In the run up to Turkey’s constitutional referendum, President Recep Tayyip Erdoğan announced Wednesday that social security premiums of local authorities and security guards will be paid by the state.

Speaking at a meeting on Wednesday with 37 muhtars (local headmen), Erdoğan declared that the government will cover insurance premiums for muhtars under the scope of the new legislative decree.

“We have been able to even out salaries for muhtars with the minimum wage. Currently, our muhtars are getting 1406 turkish lira as monthly salary. We also said to ourselves that social security has a premium, and it needs to be covered. We are proud of you all, and we will resolve this issue with the first decree to be published. Premiums that withhold 613 lira will be paid by the state. In this way, out muhtars will be actually earning a 2,019 lira salary, plus their premiums.”
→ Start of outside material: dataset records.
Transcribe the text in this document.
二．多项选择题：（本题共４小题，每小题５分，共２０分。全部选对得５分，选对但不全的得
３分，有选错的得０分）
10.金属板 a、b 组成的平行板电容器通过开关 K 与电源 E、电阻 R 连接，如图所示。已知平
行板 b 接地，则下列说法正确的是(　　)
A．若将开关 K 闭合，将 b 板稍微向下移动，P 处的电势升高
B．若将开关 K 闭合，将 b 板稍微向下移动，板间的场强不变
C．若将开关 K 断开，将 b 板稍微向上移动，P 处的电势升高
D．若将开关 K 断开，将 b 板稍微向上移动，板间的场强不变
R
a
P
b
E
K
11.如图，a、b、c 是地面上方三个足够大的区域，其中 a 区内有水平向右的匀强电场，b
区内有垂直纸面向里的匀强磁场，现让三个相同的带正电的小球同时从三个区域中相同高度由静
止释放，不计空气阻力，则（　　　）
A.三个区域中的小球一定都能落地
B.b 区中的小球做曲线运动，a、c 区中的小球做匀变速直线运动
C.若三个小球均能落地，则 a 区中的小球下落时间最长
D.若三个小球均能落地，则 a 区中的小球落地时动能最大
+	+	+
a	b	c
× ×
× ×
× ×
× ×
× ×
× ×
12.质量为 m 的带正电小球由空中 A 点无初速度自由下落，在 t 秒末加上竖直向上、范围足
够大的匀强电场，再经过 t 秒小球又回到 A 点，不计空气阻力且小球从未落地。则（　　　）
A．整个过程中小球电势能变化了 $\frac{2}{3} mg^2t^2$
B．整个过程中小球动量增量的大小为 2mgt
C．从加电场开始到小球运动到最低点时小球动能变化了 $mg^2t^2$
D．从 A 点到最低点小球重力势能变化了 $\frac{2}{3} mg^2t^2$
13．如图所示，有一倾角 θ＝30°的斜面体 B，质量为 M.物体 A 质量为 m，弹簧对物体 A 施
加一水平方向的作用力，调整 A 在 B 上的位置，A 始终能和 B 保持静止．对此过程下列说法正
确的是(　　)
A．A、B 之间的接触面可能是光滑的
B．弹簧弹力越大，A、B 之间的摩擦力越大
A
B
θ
Muhtars are locally-appointed officials who are generally in charge of government services that are carried out in their neighborhood or village where elected. They also participate in committees such as sitting on local election committees and overlooking that proper voting procedures are followed.

Alongside muhtars, Erodğan also addressed security guards by saying the following, “I would like to take this opportunity to also give good news to our security guards. We have paid you salaries of 1411 lira, and we also make sure that our security guards are insured. Insurance premiums will be paid by out Ministry of Internal Affairs, with an insurance payment of 578 liras in addition to earnings. I think that with the support of our muhtars and security guards, they deserve this.”

Erdoğan’s promise comes ahead of the country’s constitutional referendum, which will put 18 proposed amendments to a vote on April 16. Should the referendum result in a “yes” vote, changes to the constitution would grant Erdoğan with even more executive power, transitioning away from Turkey’s current parliamentary system to a presidential system.